RNA-Skim: a rapid method for RNA-Seq quantification at transcript-level

Zhaojun Zhang1, and Wei Wang2

1Department of Computer Science, University of North Carolina at Chapel Hill, Chapel Hill, NC.
2Department of Computer Science, University of California, Los Angles, CA.

RNA-Seq technique has been demonstrated as a revolutionary means for exploring transcriptome because it provides deep coverage and base-pair level resolution. RNA-Seq quantification is proven to be an efficient alternative to Microarray technique in gene expression study, and is a critical component in RNA-Seq differential expression analysis. Most existing RNA-Seq quantification tools require the alignments of fragments to either a genome or a transcriptome, entailing a time-consuming and intricate alignment step.

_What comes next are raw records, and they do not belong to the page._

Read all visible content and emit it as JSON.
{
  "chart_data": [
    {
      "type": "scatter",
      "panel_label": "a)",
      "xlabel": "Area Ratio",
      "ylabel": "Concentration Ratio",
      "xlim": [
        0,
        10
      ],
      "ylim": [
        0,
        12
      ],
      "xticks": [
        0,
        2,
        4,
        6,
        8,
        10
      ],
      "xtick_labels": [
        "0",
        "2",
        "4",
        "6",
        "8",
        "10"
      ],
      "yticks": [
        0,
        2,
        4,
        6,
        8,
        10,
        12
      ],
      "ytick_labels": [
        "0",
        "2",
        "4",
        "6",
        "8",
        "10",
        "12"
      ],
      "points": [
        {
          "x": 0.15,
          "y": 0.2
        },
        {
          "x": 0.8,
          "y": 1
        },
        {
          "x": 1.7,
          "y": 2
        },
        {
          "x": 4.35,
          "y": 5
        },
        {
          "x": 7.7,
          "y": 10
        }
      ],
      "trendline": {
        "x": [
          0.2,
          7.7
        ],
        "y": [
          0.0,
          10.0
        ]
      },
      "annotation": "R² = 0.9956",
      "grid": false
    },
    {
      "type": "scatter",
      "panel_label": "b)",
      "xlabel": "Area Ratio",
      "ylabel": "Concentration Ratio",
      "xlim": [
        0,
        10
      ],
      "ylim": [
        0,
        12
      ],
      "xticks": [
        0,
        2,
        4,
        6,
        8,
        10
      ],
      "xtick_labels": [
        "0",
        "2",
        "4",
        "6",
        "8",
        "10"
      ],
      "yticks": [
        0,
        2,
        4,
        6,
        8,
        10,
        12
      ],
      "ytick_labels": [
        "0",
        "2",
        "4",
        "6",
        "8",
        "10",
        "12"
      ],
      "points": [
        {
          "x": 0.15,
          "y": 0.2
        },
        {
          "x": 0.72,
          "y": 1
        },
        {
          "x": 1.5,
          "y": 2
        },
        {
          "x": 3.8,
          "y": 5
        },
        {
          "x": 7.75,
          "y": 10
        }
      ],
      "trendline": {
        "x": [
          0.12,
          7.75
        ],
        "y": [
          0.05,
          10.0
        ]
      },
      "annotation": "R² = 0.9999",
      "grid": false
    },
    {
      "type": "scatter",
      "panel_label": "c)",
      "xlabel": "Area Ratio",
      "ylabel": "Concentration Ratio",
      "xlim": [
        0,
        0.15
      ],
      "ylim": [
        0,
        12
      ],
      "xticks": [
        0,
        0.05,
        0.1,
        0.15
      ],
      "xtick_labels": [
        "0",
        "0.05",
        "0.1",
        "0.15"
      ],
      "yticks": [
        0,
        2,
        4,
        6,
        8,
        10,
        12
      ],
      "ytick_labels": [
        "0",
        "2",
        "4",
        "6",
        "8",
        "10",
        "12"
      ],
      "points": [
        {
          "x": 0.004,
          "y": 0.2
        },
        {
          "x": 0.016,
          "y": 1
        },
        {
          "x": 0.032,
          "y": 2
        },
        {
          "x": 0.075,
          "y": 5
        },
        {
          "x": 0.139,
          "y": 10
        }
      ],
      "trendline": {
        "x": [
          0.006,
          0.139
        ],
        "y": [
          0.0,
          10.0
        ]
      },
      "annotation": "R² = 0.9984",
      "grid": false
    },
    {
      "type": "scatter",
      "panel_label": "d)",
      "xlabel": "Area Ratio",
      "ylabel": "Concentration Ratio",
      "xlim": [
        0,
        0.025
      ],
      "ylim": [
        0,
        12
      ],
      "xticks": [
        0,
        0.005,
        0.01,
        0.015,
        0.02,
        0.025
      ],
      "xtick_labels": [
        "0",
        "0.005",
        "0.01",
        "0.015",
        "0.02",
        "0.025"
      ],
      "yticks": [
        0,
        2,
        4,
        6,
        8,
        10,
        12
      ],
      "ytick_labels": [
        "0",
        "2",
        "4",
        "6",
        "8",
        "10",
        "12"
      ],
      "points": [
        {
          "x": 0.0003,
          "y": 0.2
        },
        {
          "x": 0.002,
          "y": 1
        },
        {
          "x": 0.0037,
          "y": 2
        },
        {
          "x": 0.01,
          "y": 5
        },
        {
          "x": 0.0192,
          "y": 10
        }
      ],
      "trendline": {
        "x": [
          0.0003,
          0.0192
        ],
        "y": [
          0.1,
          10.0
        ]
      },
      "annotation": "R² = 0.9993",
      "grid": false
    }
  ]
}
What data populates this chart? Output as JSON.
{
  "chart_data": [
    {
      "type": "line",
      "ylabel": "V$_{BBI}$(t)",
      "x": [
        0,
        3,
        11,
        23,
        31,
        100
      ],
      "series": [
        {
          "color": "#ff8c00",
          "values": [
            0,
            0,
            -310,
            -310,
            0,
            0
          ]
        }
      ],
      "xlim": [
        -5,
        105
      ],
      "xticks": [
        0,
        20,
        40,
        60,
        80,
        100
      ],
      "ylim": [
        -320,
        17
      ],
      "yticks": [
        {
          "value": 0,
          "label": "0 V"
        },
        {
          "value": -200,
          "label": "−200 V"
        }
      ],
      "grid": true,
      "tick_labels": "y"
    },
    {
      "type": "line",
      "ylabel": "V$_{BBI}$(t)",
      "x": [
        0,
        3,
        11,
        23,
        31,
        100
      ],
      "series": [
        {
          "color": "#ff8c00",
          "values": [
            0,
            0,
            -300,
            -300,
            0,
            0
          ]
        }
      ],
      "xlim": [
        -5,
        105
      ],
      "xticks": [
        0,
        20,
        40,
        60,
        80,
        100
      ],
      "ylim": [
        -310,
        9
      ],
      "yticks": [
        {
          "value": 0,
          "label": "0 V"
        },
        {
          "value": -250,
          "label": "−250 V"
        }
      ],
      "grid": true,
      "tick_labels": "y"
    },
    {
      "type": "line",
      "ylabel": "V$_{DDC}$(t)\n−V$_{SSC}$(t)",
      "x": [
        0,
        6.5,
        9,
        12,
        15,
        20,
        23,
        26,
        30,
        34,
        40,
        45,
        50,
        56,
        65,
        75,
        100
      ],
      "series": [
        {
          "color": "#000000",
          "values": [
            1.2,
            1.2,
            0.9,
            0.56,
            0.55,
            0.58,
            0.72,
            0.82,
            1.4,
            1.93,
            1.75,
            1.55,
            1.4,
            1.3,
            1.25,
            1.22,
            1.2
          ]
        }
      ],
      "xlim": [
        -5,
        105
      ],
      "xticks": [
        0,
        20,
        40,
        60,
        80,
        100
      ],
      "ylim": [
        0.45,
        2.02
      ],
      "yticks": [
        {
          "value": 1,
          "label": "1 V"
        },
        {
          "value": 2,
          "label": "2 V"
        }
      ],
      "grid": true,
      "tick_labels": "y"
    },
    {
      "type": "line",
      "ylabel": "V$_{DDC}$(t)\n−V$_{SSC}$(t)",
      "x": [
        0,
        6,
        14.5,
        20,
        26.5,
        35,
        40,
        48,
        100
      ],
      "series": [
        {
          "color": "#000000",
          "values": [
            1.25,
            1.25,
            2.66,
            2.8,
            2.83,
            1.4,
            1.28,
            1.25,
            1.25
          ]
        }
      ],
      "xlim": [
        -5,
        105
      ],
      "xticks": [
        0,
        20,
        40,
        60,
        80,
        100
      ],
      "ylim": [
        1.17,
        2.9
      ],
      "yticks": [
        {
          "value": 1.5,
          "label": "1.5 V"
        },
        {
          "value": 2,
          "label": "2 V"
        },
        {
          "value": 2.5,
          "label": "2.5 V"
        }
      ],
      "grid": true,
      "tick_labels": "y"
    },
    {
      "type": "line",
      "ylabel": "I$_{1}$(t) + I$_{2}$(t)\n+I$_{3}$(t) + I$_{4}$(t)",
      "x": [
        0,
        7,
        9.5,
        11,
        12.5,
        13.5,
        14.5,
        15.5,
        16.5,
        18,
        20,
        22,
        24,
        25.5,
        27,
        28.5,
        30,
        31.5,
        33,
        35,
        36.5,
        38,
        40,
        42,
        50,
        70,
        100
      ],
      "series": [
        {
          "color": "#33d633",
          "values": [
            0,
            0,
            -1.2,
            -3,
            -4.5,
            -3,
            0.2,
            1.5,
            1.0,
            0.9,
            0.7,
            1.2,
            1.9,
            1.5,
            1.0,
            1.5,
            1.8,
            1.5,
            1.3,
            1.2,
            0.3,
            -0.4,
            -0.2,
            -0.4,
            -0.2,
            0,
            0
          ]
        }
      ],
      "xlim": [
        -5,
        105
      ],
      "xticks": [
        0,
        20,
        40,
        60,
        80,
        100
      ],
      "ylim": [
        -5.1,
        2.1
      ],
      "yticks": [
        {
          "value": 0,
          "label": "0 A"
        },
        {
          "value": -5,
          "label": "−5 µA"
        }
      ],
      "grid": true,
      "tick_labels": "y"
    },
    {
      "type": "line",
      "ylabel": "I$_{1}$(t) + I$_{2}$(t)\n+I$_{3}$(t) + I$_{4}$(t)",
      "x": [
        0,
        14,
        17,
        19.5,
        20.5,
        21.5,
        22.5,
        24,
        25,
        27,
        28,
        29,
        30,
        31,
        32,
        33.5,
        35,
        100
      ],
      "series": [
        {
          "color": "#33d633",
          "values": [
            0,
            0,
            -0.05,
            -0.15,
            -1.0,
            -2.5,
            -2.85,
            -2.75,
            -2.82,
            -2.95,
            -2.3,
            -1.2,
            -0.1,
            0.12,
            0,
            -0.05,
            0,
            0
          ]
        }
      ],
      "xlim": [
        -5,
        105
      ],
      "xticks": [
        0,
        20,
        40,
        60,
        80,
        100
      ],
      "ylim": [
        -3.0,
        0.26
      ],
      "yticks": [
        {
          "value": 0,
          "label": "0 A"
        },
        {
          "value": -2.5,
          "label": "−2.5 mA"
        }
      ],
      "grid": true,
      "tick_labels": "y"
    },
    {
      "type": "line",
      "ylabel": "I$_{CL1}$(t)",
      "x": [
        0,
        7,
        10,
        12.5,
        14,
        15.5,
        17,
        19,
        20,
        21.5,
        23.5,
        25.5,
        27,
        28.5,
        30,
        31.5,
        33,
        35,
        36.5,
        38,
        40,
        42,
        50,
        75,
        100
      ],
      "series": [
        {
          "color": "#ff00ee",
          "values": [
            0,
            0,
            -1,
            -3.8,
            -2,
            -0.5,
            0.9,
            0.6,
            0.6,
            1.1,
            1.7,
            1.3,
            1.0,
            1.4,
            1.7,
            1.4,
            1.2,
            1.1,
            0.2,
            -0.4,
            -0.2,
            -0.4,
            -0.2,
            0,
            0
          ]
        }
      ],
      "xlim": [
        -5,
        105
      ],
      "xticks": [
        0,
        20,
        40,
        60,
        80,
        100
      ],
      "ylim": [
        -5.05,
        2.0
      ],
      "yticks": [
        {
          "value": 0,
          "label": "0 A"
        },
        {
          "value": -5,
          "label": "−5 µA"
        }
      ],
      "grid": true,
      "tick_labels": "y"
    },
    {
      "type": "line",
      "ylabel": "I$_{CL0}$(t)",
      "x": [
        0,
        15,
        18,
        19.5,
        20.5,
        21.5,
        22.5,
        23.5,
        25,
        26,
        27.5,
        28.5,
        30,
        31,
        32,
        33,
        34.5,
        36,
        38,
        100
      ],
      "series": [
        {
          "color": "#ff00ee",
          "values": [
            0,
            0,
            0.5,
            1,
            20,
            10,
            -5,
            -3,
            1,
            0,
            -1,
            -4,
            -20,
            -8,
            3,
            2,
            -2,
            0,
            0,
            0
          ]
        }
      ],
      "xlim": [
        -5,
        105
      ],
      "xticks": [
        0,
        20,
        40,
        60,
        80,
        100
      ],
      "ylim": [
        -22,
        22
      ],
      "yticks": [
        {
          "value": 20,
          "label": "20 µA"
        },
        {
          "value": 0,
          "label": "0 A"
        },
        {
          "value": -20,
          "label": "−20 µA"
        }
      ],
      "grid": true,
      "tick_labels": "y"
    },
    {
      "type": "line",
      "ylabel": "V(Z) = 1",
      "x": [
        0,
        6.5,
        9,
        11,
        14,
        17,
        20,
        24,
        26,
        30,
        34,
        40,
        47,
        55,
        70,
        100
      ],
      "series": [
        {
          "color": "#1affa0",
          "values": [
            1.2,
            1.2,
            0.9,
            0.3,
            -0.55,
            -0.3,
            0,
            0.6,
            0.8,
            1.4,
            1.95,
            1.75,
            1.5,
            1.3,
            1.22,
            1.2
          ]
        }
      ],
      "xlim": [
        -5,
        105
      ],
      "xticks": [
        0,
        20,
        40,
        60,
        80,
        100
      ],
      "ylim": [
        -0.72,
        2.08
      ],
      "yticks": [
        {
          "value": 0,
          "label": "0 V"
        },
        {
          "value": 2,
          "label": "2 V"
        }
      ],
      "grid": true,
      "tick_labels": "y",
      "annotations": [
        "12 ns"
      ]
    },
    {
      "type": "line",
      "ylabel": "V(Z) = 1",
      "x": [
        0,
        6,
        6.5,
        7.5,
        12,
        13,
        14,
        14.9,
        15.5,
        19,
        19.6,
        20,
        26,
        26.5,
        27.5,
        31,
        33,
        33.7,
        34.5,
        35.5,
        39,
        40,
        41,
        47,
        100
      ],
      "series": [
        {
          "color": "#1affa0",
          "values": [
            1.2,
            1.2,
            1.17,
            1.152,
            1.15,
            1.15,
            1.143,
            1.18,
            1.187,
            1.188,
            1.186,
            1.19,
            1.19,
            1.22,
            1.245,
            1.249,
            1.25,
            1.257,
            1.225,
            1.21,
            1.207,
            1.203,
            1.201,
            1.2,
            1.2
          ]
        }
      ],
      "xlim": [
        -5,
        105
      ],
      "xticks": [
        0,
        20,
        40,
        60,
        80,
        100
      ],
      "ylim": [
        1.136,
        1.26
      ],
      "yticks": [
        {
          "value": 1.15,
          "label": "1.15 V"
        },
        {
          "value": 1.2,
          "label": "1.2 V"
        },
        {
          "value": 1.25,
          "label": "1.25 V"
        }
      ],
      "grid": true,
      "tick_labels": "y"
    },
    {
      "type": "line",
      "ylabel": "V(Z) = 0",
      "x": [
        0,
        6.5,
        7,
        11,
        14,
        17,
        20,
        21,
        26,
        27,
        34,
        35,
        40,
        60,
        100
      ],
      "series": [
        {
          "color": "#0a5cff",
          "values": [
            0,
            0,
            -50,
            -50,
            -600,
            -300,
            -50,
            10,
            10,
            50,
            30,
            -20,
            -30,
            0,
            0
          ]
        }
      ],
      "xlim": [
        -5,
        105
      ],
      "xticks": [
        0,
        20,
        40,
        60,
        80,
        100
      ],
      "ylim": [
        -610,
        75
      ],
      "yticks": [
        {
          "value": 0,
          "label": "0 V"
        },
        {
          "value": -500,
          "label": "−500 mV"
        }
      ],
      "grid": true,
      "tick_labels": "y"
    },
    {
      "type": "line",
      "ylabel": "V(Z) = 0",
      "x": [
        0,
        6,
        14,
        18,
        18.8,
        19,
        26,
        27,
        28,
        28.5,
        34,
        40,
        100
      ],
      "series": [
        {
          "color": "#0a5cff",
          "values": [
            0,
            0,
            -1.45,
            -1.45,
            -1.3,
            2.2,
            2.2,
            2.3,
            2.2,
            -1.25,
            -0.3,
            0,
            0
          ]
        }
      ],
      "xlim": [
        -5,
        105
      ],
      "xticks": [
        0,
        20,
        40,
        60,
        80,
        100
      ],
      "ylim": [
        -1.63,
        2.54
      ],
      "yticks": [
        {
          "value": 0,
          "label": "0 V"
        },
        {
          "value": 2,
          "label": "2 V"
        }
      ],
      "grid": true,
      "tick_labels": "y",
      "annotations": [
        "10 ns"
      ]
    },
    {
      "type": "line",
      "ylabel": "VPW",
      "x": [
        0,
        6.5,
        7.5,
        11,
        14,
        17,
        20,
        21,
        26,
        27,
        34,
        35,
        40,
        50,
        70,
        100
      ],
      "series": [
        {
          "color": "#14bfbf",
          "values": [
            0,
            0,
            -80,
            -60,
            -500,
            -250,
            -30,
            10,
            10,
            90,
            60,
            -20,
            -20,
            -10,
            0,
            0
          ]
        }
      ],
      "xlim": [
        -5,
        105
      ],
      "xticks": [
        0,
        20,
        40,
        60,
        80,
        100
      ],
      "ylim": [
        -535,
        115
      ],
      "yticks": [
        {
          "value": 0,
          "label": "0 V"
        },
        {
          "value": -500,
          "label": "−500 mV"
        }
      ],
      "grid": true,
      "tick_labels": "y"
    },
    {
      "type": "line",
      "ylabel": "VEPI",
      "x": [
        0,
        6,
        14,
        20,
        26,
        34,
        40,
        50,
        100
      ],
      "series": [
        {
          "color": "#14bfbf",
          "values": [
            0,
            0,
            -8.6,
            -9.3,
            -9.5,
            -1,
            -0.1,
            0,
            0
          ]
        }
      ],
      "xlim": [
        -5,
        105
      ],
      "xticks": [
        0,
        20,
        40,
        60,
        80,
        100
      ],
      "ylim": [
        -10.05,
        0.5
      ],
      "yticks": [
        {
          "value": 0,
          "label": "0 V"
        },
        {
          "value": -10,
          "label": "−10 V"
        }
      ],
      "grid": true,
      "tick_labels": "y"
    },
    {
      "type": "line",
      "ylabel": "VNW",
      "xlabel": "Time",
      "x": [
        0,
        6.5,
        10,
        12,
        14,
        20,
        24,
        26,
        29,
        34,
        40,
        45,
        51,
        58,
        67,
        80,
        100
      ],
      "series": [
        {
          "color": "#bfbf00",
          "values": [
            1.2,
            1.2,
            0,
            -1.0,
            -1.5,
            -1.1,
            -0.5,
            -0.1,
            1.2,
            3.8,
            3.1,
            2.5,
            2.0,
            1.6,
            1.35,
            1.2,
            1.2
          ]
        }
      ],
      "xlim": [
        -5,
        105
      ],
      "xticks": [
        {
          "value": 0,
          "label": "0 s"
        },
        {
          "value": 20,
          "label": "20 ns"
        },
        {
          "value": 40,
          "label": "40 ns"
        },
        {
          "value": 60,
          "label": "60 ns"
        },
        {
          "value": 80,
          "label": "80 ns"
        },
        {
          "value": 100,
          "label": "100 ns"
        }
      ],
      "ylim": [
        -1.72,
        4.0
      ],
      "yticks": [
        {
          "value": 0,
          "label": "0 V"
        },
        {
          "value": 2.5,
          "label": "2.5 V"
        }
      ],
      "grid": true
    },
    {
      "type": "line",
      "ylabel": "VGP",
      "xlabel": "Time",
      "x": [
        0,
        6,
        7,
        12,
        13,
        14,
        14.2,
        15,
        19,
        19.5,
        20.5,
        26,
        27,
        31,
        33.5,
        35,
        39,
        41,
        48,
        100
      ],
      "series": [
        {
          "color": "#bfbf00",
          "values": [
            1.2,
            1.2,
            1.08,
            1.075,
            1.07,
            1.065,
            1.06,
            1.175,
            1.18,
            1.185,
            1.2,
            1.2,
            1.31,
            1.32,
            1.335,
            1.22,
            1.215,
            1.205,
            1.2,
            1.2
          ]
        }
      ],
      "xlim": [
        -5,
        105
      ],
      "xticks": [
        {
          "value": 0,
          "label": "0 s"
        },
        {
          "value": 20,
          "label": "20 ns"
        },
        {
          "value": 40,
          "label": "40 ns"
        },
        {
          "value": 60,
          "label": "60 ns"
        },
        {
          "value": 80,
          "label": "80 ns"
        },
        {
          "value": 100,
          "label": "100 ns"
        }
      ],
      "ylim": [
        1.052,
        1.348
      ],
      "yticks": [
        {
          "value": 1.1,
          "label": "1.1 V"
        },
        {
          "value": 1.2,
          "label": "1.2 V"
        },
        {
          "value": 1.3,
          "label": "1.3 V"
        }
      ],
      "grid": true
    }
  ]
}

In order to improve the performance of RNA-Seq quantification, an alignment-free method, Sailfish, has been recently proposed to quantify transcript abundances using all k-mers in the transcriptome, demonstrating the feasibility of designing an efficient alignment free method for transcriptome quantification. Even though Sailfish is substantially faster than alternative alignment-based methods such as Cufflinks, using all k-mers in the transcriptome quantification impedes the scalability of the method. We proposed a novel RNA-Seq quantification method, RNA-Skim, which partitions the transcriptome into disjoint transcript clusters based on sequence similarity and introduces the notion of sig-mers that are a special type of k-mers uniquely associated with each cluster. We demonstrated that the sig-mer counts within a cluster are sufficient for estimating transcript abundance with an accuracy comparable to any state of the art methods. This enables RNA-Skim to perform transcript quantification on each cluster independently, reducing a complex optimization problem into smaller optimization tasks that can be run in parallel. As a result, RNA-Skim uses less than $4\%$ of the k-mers and less than $10\%$ of the CPU time required by Sailfish. It is able to finish transcriptome quantification in less than 10 minutes per sample by using just a single thread on a commodity computer, which represents more than 100 speedup over the state of the art alignment based methods, while delivering comparable or higher accuracy.